Hacia el final de Sin señas particulares hay una contradicción. Si la mayor parte de la película habla de —y desde— una violencia invisible, en sus últimos minutos empiezan a manifestarse los machetes y los rifles de asalto. Si antes el infierno fue una metáfora, a partir de este punto es un lugar material, expresado en el reflejo de unos árboles en el agua: simbólicamente, Magdalena ha cruzado a un lugar bajo la tierra donde las raíces se ven hacia arriba. Incluso aparece el diablo. Las imágenes son confusas, fuera de foco y la violencia casi no se ve dentro del cuadro. Hemos abandonado el mundo real, el de la opresión sistémica e imágenes que podrían pasar a veces por documentales, para adentrarnos en otro que se desdobla en planos de cielos morados, rojos: nubes empapadas de sangre. Por una parte, el descenso de Magdalena ha tocado fondo pero, por otra, la trama reemplaza el análisis con la desesperanza metafísica. La decisión pareciera cortar el argumento que estaba expresando; incluso el tono da un vuelco mediante una coincidencia melodramática que los espectadores sabrán reconocer.

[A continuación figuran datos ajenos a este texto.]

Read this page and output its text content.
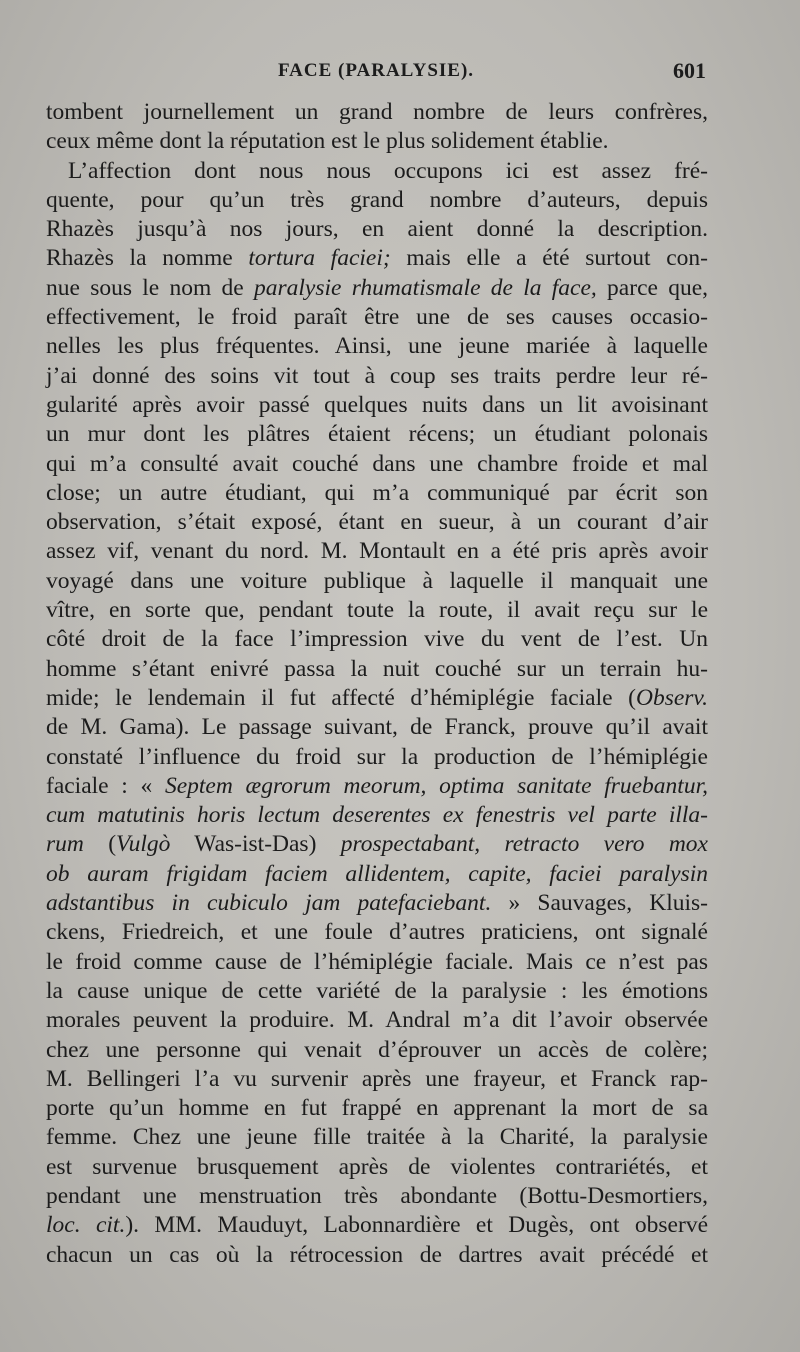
FACE (PARALYSIE).	601
tombent journellement un grand nombre de leurs confrères,
ceux même dont la réputation est le plus solidement établie.
L’affection dont nous nous occupons ici est assez fré-
quente, pour qu’un très grand nombre d’auteurs, depuis
Rhazès jusqu’à nos jours, en aient donné la description.
Rhazès la nomme tortura faciei; mais elle a été surtout con-
nue sous le nom de paralysie rhumatismale de la face, parce que,
effectivement, le froid paraît être une de ses causes occasio-
nelles les plus fréquentes. Ainsi, une jeune mariée à laquelle
j’ai donné des soins vit tout à coup ses traits perdre leur ré-
gularité après avoir passé quelques nuits dans un lit avoisinant
un mur dont les plâtres étaient récens; un étudiant polonais
qui m’a consulté avait couché dans une chambre froide et mal
close; un autre étudiant, qui m’a communiqué par écrit son
observation, s’était exposé, étant en sueur, à un courant d’air
assez vif, venant du nord. M. Montault en a été pris après avoir
voyagé dans une voiture publique à laquelle il manquait une
vître, en sorte que, pendant toute la route, il avait reçu sur le
côté droit de la face l’impression vive du vent de l’est. Un
homme s’étant enivré passa la nuit couché sur un terrain hu-
mide; le lendemain il fut affecté d’hémiplégie faciale (Observ.
de M. Gama). Le passage suivant, de Franck, prouve qu’il avait
constaté l’influence du froid sur la production de l’hémiplégie
faciale : « Septem ægrorum meorum, optima sanitate fruebantur,
cum matutinis horis lectum deserentes ex fenestris vel parte illa-
rum (Vulgò Was-ist-Das) prospectabant, retracto vero mox
ob auram frigidam faciem allidentem, capite, faciei paralysin
adstantibus in cubiculo jam patefaciebant. » Sauvages, Kluis-
ckens, Friedreich, et une foule d’autres praticiens, ont signalé
le froid comme cause de l’hémiplégie faciale. Mais ce n’est pas
la cause unique de cette variété de la paralysie : les émotions
morales peuvent la produire. M. Andral m’a dit l’avoir observée
chez une personne qui venait d’éprouver un accès de colère;
M. Bellingeri l’a vu survenir après une frayeur, et Franck rap-
porte qu’un homme en fut frappé en apprenant la mort de sa
femme. Chez une jeune fille traitée à la Charité, la paralysie
est survenue brusquement après de violentes contrariétés, et
pendant une menstruation très abondante (Bottu-Desmortiers,
loc. cit.). MM. Mauduyt, Labonnardière et Dugès, ont observé
chacun un cas où la rétrocession de dartres avait précédé et
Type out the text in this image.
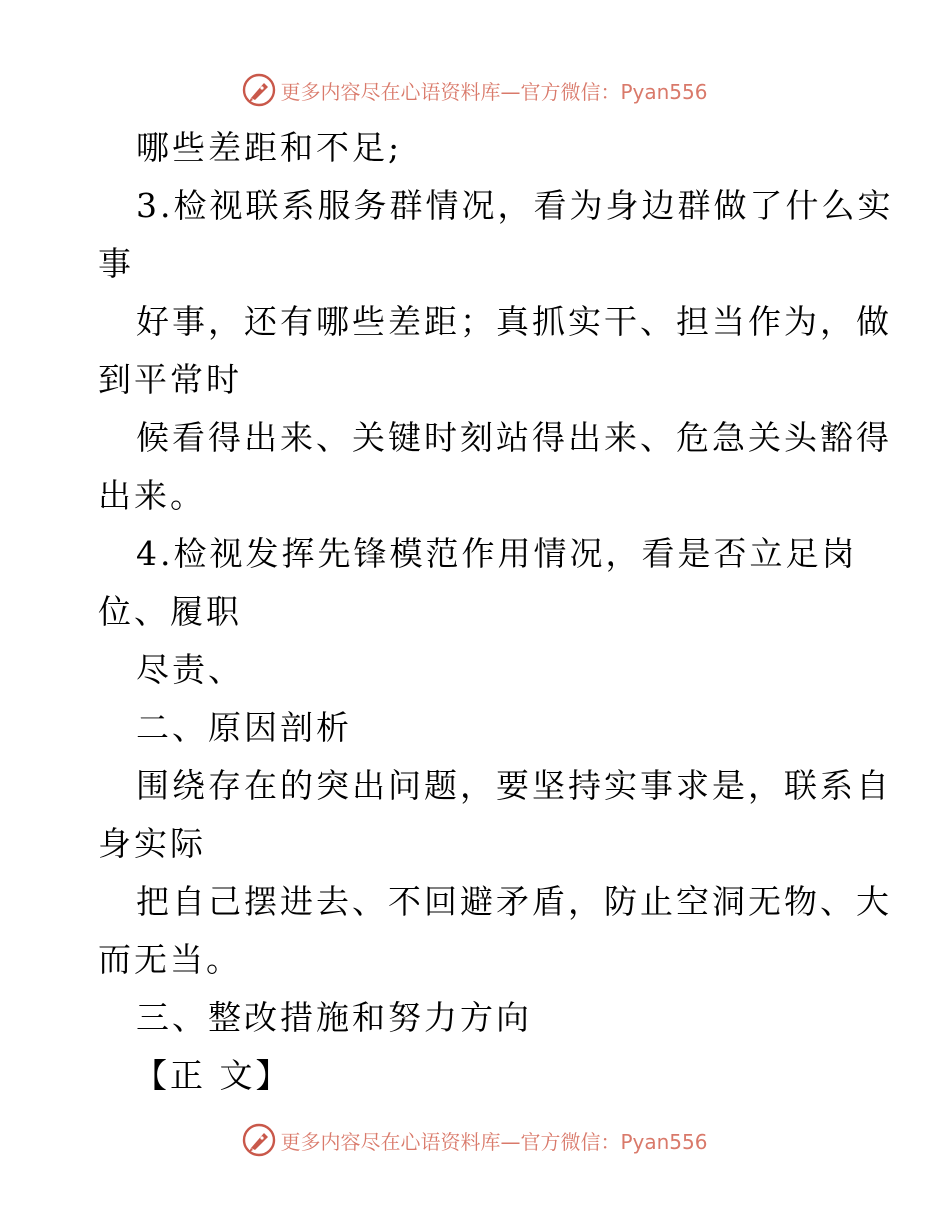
更多内容尽在心语资料库—官方微信：Pyan556
哪些差距和不足;
3.检视联系服务群情况，看为身边群做了什么实
事
好事，还有哪些差距；真抓实干、担当作为，做
到平常时
候看得出来、关键时刻站得出来、危急关头豁得
出来。
4.检视发挥先锋模范作用情况，看是否立足岗
位、履职
尽责、
二、原因剖析
围绕存在的突出问题，要坚持实事求是，联系自
身实际
把自己摆进去、不回避矛盾，防止空洞无物、大
而无当。
三、整改措施和努力方向
【正 文】
更多内容尽在心语资料库—官方微信：Pyan556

Sin embargo, no es del todo el qué sino el cómo lo que empieza a resultar irreal y a contrariar el tema inscrito en el título. “Sin señas particulares” se refiere al término desalmado de un forense frente a un cuerpo sin lunares, sin cicatrices. En contraste con ello, las escenas infernales encuentran un tono más intenso; quizá lo hacen para rematar la desazón que causa esa indiferencia. El paisaje vacío y las advertencias de peligro se van sumando en la pesadilla de encontrarse con el mal, irredimible y perfecto. Si la pensamos, como lo hace en un principio Sin señas particulares, la tragedia mexicana puede explicarse: tiene culpables y cómplices, pero si la vivimos, probablemente se sienta como un sueño forjado en la consciencia de Lucifer.